In November 2014, Locker announced his resignation from the Prime Minister's Office, officially leaving the position in July 2015.

=== Post-Government Career ===
After leaving government service, he founded the consulting and investment firm Pitkrai Investments Ltd, through which he advised Israeli firms and foreign funds from Japan, China, Switzerland, and the United Kingdom. He also served as a director in several Israeli and international private and publicly traded companies.

=== Chairman of Israel Aerospace Industries (IAI) ===
In September 2017, Locker was appointed Chairman of the Board of Israel Aerospace Industries (IAI) - Israel's largest defense and industrial company, one of the country's leading exporters, and among its largest high-tech enterprises. IAI invests approximately 3 billion shekels annually in R&D, employs about 16,000 workers (including some 6,000 engineers and 4,000 technicians), and as of March 2025 had annual revenues of approximately 4 billion USD.

Locker led a rapid and sweeping business turnaround, including a comprehensive organizational restructuring, merger of divisions and units, aggressive efficiency programs, and closure of plants and production lines. Within one year, the company turned to profitability and revenue growth after many years of heavy losses and debt arrangements.

Under his leadership, IAI achieved its best financial and business results since its founding: annual revenues surpassed 15 billion shekels, and the company recorded record profits in gross, operating, and net income. Its defense divisions reached high profitability levels for the first time, comparable to major global competitors. Despite the COVID-19 crisis, which severely impacted IAI's civil aviation division, that division achieved operating profitability for the first time in over a decade.

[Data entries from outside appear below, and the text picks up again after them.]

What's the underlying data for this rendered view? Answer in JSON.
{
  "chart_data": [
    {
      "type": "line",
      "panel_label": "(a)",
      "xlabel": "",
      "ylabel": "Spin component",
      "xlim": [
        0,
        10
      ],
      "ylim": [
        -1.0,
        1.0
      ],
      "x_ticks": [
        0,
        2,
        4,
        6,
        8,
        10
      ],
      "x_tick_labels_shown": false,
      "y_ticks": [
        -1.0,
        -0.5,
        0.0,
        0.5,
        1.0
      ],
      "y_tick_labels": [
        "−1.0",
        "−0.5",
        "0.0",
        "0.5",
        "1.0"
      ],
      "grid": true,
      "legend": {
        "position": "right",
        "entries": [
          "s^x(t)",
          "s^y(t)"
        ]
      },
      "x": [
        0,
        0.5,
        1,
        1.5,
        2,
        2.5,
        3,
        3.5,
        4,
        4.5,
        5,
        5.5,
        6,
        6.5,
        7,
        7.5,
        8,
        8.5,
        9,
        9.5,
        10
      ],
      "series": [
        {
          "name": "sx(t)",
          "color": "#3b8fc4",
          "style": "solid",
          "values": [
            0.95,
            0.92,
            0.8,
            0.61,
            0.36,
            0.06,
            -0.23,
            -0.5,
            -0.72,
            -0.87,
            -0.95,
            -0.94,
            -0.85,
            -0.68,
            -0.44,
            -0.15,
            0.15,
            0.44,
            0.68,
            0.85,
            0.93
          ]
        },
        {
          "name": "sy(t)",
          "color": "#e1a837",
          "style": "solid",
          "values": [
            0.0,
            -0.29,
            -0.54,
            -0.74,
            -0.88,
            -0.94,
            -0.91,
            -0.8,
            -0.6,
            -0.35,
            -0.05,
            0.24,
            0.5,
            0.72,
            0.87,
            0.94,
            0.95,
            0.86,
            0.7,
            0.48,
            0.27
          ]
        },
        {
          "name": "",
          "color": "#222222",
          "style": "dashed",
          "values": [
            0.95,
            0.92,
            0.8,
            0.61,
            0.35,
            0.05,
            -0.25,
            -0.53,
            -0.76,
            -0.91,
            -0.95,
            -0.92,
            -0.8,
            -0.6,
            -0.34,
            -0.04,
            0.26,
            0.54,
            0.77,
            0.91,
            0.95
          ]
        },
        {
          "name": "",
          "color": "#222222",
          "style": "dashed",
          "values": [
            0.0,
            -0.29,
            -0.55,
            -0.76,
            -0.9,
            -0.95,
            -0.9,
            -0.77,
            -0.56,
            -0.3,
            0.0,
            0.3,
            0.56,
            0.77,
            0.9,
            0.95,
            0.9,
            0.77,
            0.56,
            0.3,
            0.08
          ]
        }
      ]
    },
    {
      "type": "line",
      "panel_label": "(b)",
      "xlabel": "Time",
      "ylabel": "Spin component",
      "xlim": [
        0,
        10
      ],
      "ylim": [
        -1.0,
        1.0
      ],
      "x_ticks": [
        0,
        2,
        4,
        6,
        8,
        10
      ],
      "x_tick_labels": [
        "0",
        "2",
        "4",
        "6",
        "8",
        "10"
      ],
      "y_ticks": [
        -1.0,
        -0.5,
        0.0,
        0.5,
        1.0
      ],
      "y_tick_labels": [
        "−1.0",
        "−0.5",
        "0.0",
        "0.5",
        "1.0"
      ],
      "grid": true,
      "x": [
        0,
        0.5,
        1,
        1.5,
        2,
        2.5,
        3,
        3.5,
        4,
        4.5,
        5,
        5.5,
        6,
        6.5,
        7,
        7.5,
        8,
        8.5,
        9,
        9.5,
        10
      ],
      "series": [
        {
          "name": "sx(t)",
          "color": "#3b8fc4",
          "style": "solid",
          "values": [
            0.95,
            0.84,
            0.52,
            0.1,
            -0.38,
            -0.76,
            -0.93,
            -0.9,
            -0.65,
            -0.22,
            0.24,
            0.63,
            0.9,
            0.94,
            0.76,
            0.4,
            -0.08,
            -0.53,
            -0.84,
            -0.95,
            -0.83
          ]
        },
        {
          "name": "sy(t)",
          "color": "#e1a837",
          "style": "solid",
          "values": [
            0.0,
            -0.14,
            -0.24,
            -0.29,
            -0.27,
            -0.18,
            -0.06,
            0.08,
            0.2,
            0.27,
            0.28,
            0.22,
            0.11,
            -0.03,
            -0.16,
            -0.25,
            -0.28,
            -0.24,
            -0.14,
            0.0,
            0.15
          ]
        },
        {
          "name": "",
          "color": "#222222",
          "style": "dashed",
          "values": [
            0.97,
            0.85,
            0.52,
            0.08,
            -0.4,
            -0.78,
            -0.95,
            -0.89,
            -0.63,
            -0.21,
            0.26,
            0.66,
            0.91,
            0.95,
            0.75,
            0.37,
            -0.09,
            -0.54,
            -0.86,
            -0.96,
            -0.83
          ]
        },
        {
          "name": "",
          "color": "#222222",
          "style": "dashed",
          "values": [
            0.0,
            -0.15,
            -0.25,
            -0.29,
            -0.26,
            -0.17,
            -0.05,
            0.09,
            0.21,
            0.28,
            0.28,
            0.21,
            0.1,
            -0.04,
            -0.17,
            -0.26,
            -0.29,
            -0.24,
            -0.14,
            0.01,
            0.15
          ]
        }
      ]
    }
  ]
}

During his tenure, IAI achieved significant technological and defense milestones, winning four Israel Defense Prizes, launching the Beresheet lunar spacecraft and the Ofek 16 satellite, successfully conducting the Arrow 3 missile test in Alaska, developing the Arrow 4 missile, and expanding into new markets such as Germany and Japan, while strengthening its presence in Asia. The company's order backlog reached a record 13.2 billion USD.

=== Chairman of Paz Oil and Energy Company Ltd. ===
At the end of 2020, Locker was appointed Chairman of the Board of Paz Oil and Energy Company Ltd., a position he continues to hold.

He led a major strategic transformation turning Paz from a fossil-fuel company into a retail and energy enterprise.

As part of this shift, the company span off its Ashdod oil refinery, expanded its convenience and food retail operations through acquisitions and mergers of various food chains, established Paz CHARGE - Israel's largest fast-charging network for electric vehicles, and strengthened the Yellow app, one of Israel's largest digital wallets.
The company also sold non-core real estate assets and divested its industrial subsidiary Pazkar. It officially changed its name from Paz Oil Company Ltd. to Paz Retail and Energy Ltd. Between 2021 and 2025, the company's adjusted share price rose by nearly 200%.

=== Voluntary and Public Activity ===
Locker served as Chairman of Alin Beit Noam, a leading Israeli organization for people with disabilities.